Saturday, July 25, 2020

240. HOTEL FOR CRIMINALS. From my (unpublished) ENCYCLOPEDIA OF THE NEW YORK STAGE, 1970-1975

Lyn Gerb, Gene West.

HOTEL FOR CRIMINALS [Musical/Crime/France/Period] B/LY/D/S/L: Richard Foreman; M: Stanley Silverman; C: Whitney Blausen; P: Lyn Austin, Mary Silverman, and Charles Hollerith in the Music-Theatre Performing Group Production; T: Exchange Theatre (OB); 12/10/74-1/12/75 (15)

One of the few commercially produced works of experimental writer-designer-director Richard Foreman, this offbeat diversion parodied the silent movie melodramas of French filmmaker Louis Feuillade, whose weekly series in the 1900s followed the devilish adventures of the arch villain Fantomas (Paul Ukena) amid a Parisian underworld populated by vampires.
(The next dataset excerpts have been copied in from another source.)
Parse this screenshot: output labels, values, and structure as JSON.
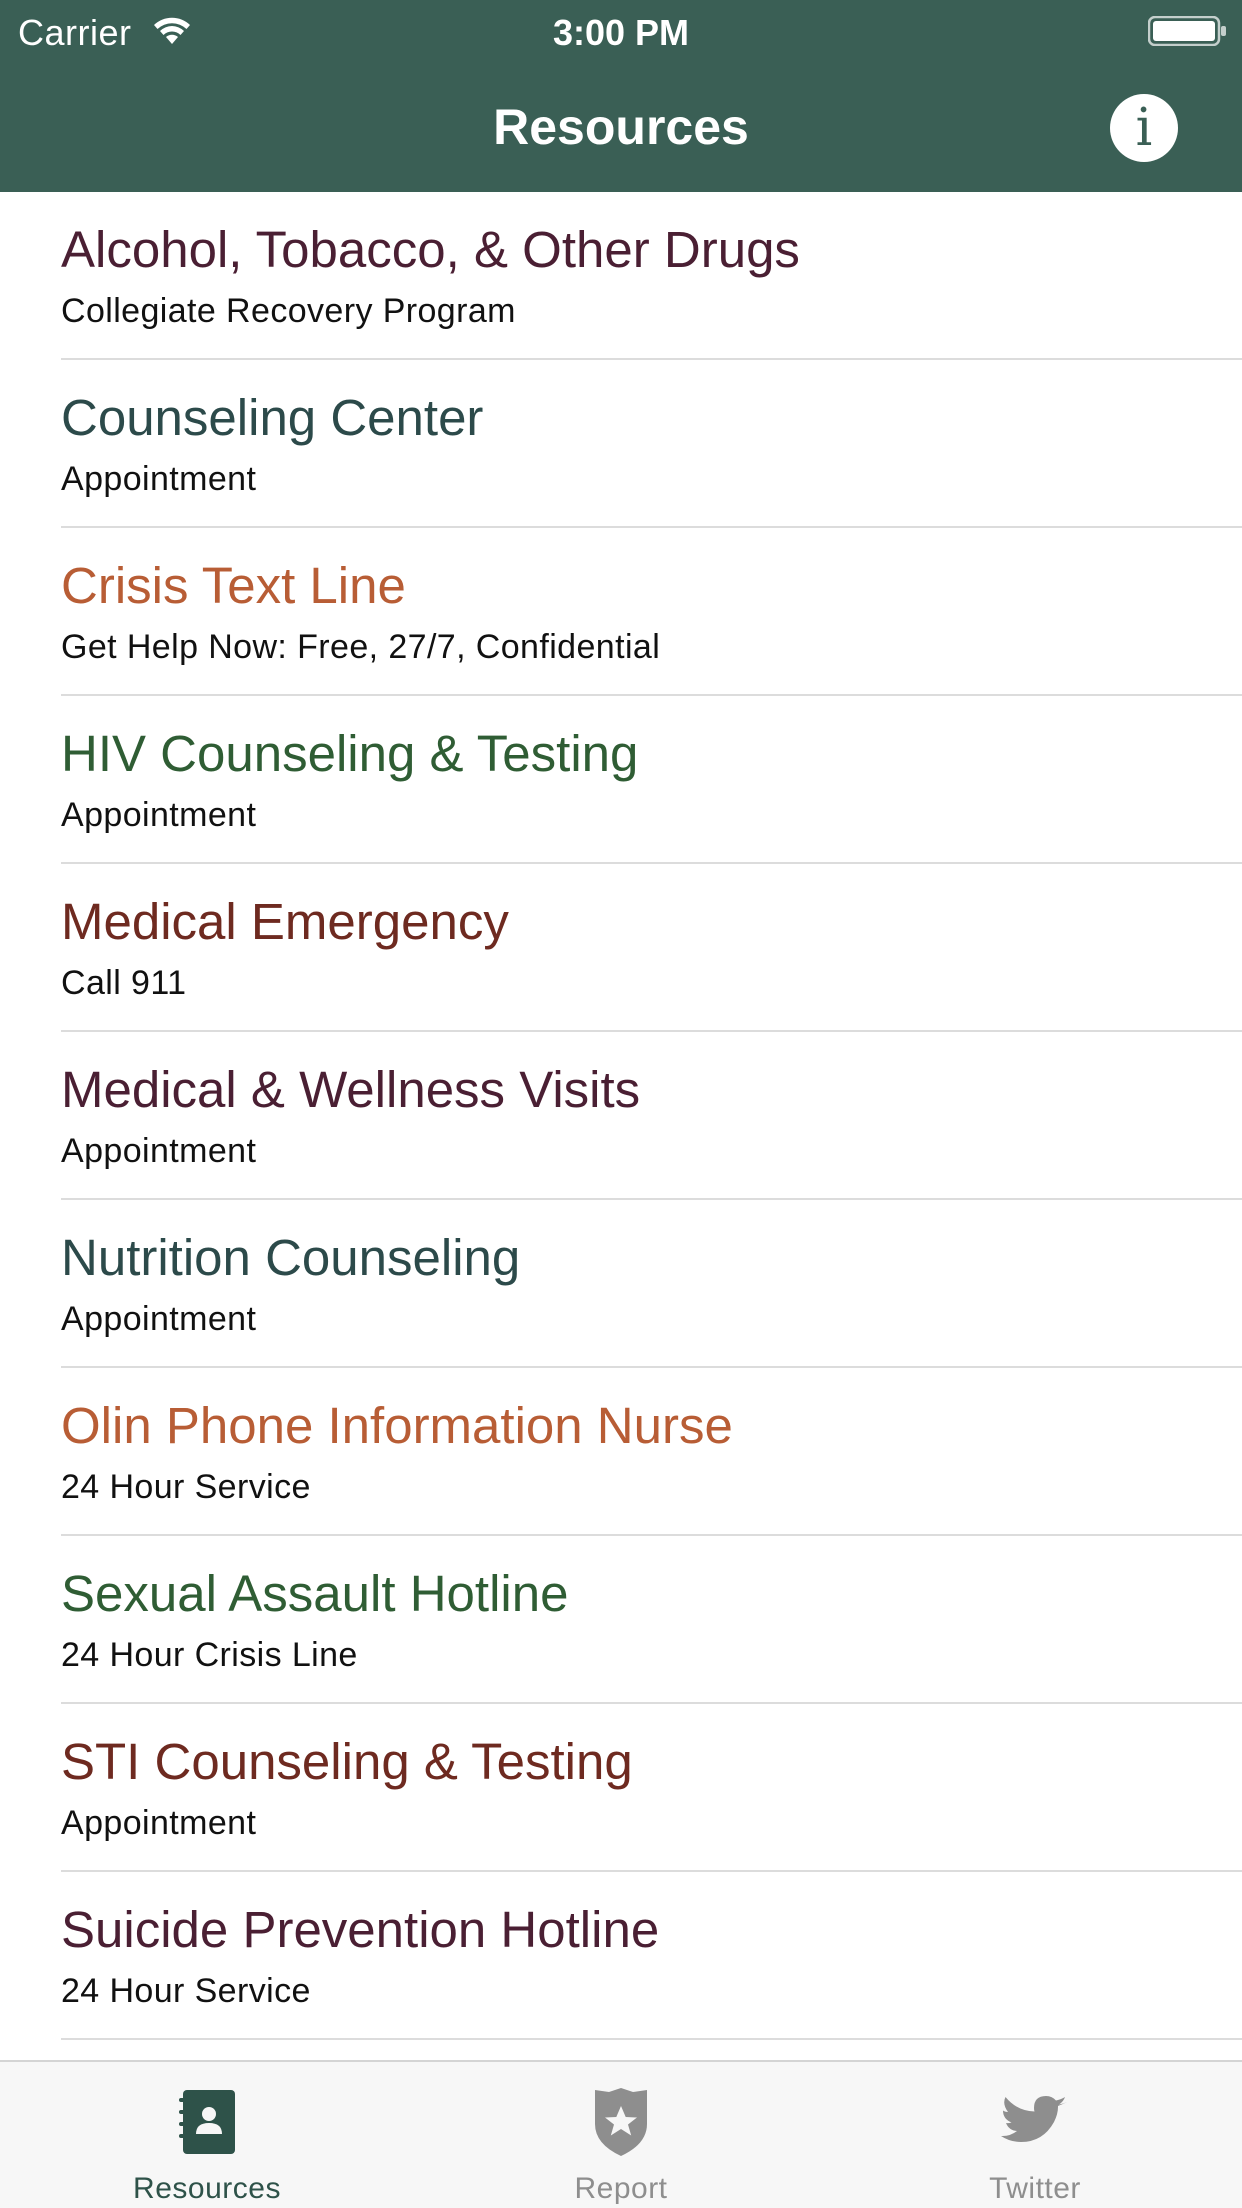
{
  "status_bar": {
    "carrier": "Carrier",
    "time": "3:00 PM"
  },
  "nav": {
    "title": "Resources",
    "info_label": "i"
  },
  "colors": {
    "nav_bg": "#3a5f55",
    "active_tab": "#2e5249",
    "inactive_tab": "#8e8e8e"
  },
  "resources": [
    {
      "title": "Alcohol, Tobacco, & Other Drugs",
      "subtitle": "Collegiate Recovery Program",
      "color": "#4a1f33"
    },
    {
      "title": "Counseling Center",
      "subtitle": "Appointment",
      "color": "#2c4a4a"
    },
    {
      "title": "Crisis Text Line",
      "subtitle": "Get Help Now: Free, 27/7, Confidential",
      "color": "#b85d35"
    },
    {
      "title": "HIV Counseling & Testing",
      "subtitle": "Appointment",
      "color": "#2f5d34"
    },
    {
      "title": "Medical Emergency",
      "subtitle": "Call 911",
      "color": "#6e2a20"
    },
    {
      "title": "Medical & Wellness Visits",
      "subtitle": "Appointment",
      "color": "#4a1f33"
    },
    {
      "title": "Nutrition Counseling",
      "subtitle": "Appointment",
      "color": "#2c4a4a"
    },
    {
      "title": "Olin Phone Information Nurse",
      "subtitle": "24 Hour Service",
      "color": "#b85d35"
    },
    {
      "title": "Sexual Assault Hotline",
      "subtitle": "24 Hour Crisis Line",
      "color": "#2f5d34"
    },
    {
      "title": "STI Counseling & Testing",
      "subtitle": "Appointment",
      "color": "#6e2a20"
    },
    {
      "title": "Suicide Prevention Hotline",
      "subtitle": "24 Hour Service",
      "color": "#4a1f33"
    }
  ],
  "tabs": [
    {
      "label": "Resources",
      "icon": "contact-book-icon",
      "active": true
    },
    {
      "label": "Report",
      "icon": "police-badge-icon",
      "active": false
    },
    {
      "label": "Twitter",
      "icon": "twitter-bird-icon",
      "active": false
    }
  ]
}
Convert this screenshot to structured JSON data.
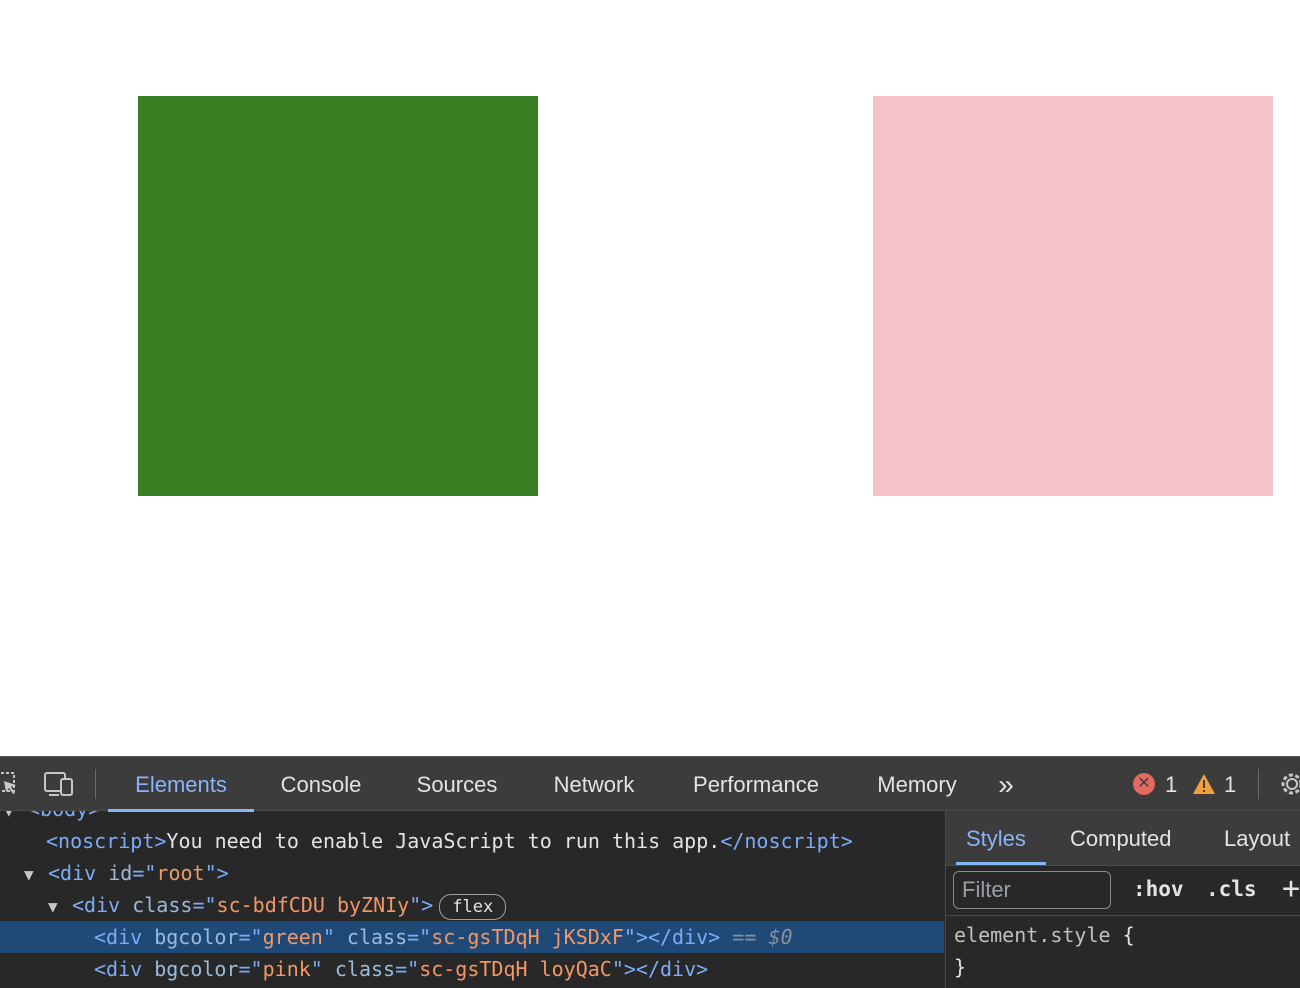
{
  "page": {
    "boxes": [
      {
        "name": "green",
        "color": "#387e22"
      },
      {
        "name": "pink",
        "color": "#f5c2cb"
      }
    ]
  },
  "devtools": {
    "tabs": [
      "Elements",
      "Console",
      "Sources",
      "Network",
      "Performance",
      "Memory"
    ],
    "more_tabs": "»",
    "errors": "1",
    "warnings": "1",
    "tree": {
      "body_tag": "<body>",
      "noscript_open": "<noscript>",
      "noscript_text": "You need to enable JavaScript to run this app.",
      "noscript_close": "</noscript>",
      "root_open": "<div",
      "root_attr": "id",
      "root_val": "root",
      "flex_div_open": "<div",
      "flex_div_attr": "class",
      "flex_div_val": "sc-bdfCDU byZNIy",
      "flex_badge": "flex",
      "child1_attr1": "bgcolor",
      "child1_val1": "green",
      "child1_attr2": "class",
      "child1_val2": "sc-gsTDqH jKSDxF",
      "child1_close": "></div>",
      "selected_marker": "== $0",
      "child2_attr1": "bgcolor",
      "child2_val1": "pink",
      "child2_attr2": "class",
      "child2_val2": "sc-gsTDqH loyQaC",
      "child2_close": "></div>"
    },
    "styles": {
      "tabs": [
        "Styles",
        "Computed",
        "Layout"
      ],
      "filter_placeholder": "Filter",
      "hov": ":hov",
      "cls": ".cls",
      "add": "+",
      "rule_selector": "element.style",
      "rule_open": "{",
      "rule_close": "}"
    }
  }
}
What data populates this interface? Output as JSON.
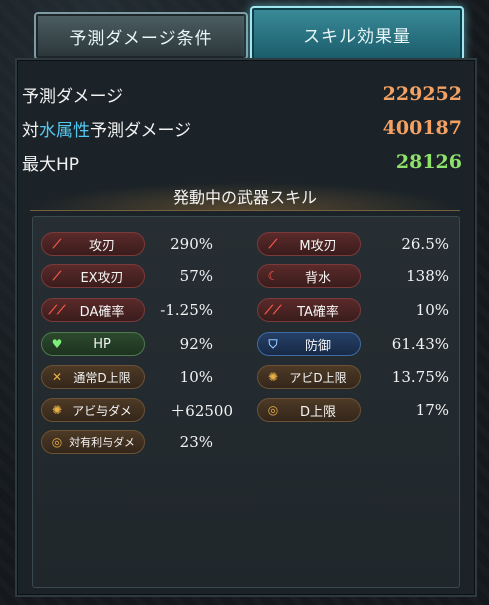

These creatures of stealth are the constant concern of the ever-vigilant heroic detective, Judex (Ken Bell).

Using a predominantly black and white visual scheme, Foreman and costume designer Whitney Blausen evoked a nostalgic picture of 1902 Paris where anachronistic silver Rolls Royces tooled about, and where dire deeds done by viperish villains to helpless heroes and heroines constituted the action.

Forman’s theatricalist hijinks, which employed dance-like choreographic attitudes and tableaux, and Stanley Silverman’s widely eclectic score, were the chief attractions in this obscurely plotted work. As often in Foreman’s oeuvre, the effect was frequently “style over substance,” in Clive Barnes’s words. This critic found the surrealistic goings on “not nearly so engaging” as the earlier Foreman-Silverman collaboration, Dr. Selavy’s Magic Theatre, but Edith Oliver was charmed by “this ravishing little work.” Barnes thought the music, which purposely reflected many composers’ styles, was “too much,” but Oliver called the tunes “enchanting.”